The Blackstone Building is a historic commercial building located in downtown Fort Wayne, Indiana. It was designed by noted Fort Wayne architect Charles R. Weatherhogg and built in 1927. It is a three-story, three-bay, Classical Revival style brick building. The front facade features panelled Ionic order pilasters topped by a modillion cornice and a shaped parapet. Its upper stories are clad in white terra cotta. The building originally housed the Blackstone Shop, an exclusive women's clothing store.
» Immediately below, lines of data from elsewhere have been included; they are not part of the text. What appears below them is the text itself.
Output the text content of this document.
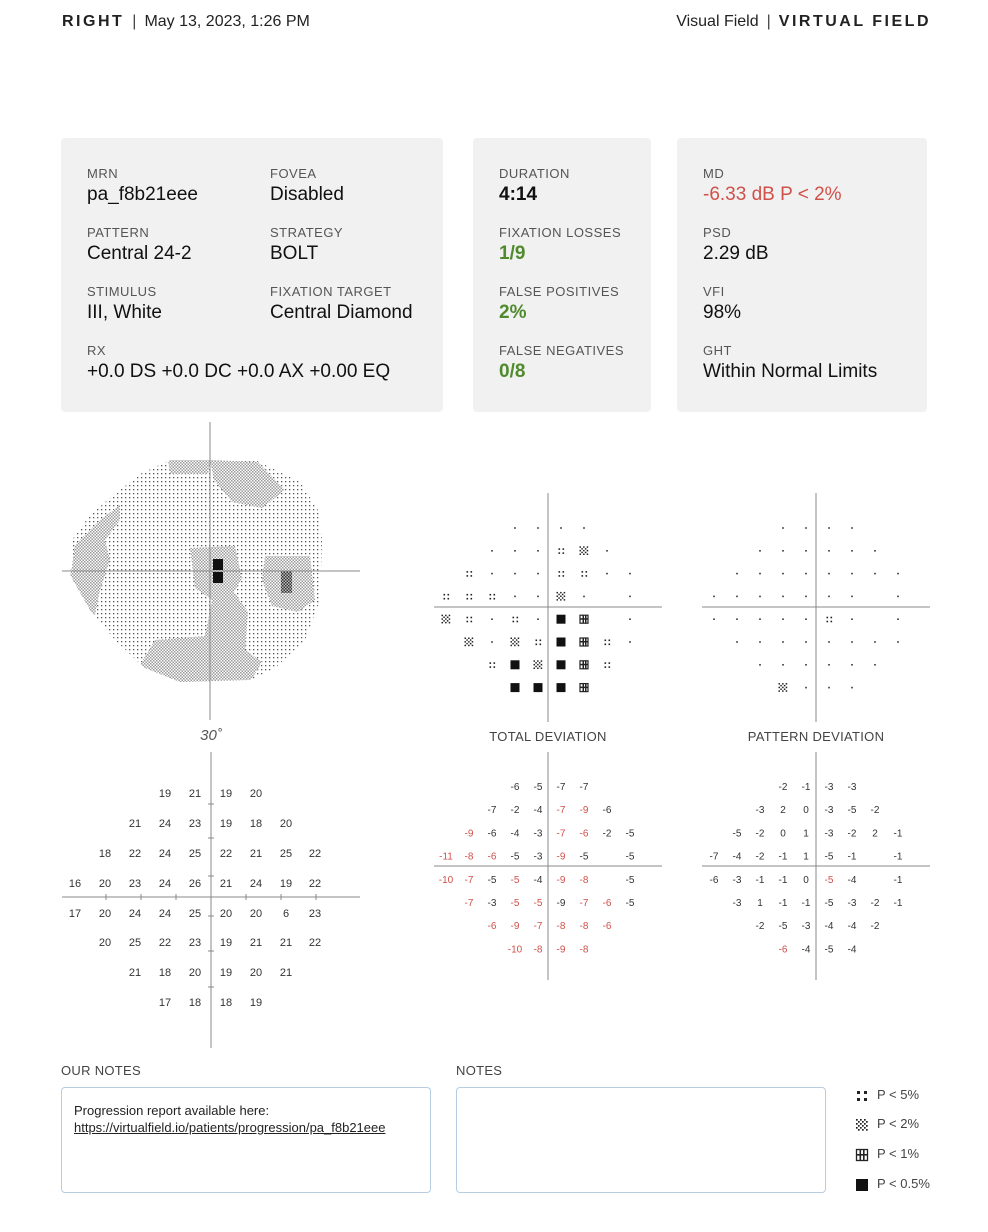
RIGHT | May 13, 2023, 1:26 PM	Visual Field | VIRTUAL FIELD
MRN
pa_f8b21eee
FOVEA
Disabled
PATTERN
Central 24-2
STRATEGY
BOLT
STIMULUS
III, White
FIXATION TARGET
Central Diamond
RX
+0.0 DS +0.0 DC +0.0 AX +0.00 EQ
DURATION
4:14
FIXATION LOSSES
1/9
FALSE POSITIVES
2%
FALSE NEGATIVES
0/8
MD
-6.33 dB P < 2%
PSD
2.29 dB
VFI
98%
GHT
Within Normal Limits
30˚
19 21 19 20
21 24 23 19 18 20
18 22 24 25 22 21 25 22
16 20 23 24 26 21 24 19 22
17 20 24 24 25 20 20 6 23
20 25 22 23 19 21 21 22
21 18 20 19 20 21
17 18 18 19
TOTAL DEVIATION
-6 -5 -7 -7
-7 -2 -4 -7 -9 -6
-9 -6 -4 -3 -7 -6 -2 -5
-11 -8 -6 -5 -3 -9 -5	-5
-10 -7 -5 -5 -4 -9 -8	-5
-7 -3 -5 -5 -9 -7 -6 -5
-6 -9 -7 -8 -8 -6
-10 -8 -9 -8
PATTERN DEVIATION
-2 -1 -3 -3
-3 2 0 -3 -5 -2
-5 -2 0 1 -3 -2 2 -1
-7 -4 -2 -1 1 -5 -1	-1
-6 -3 -1 -1 0 -5 -4	-1
-3 1 -1 -1 -5 -3 -2 -1
-2 -5 -3 -4 -4 -2
-6 -4 -5 -4
OUR NOTES
Progression report available here:
https://virtualfield.io/patients/progression/pa_f8b21eee
NOTES
P < 5%
P < 2%
P < 1%
P < 0.5%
A wealthy local businessman, William H. Noll (a cough syrup manufacturer who also owned the first factory designed to mass-produce nail polish in the United States) funded the construction of the Blackstone Building. Noll owned the adjacent property, Schmitz Block. Weatherhogg had previously designed Noll's palatial home elsewhere in Fort Wayne. The Blackstone Building was constructed to house Blackstone Shop, a women's clothing store operated by William's wife, Laura Green Noll. Blackstone Shop occupied the building until 1937. In 1941, a men's clothing store, Harold Hughes, opened in the Blackstone Building. It was replaced by another women's clothing store, Nobbson, in 1951. Nobbson, which also occupied the first floor of Schmitz Block, closed their downtown location in 1979.

It was listed on the National Register of Historic Places in 1988.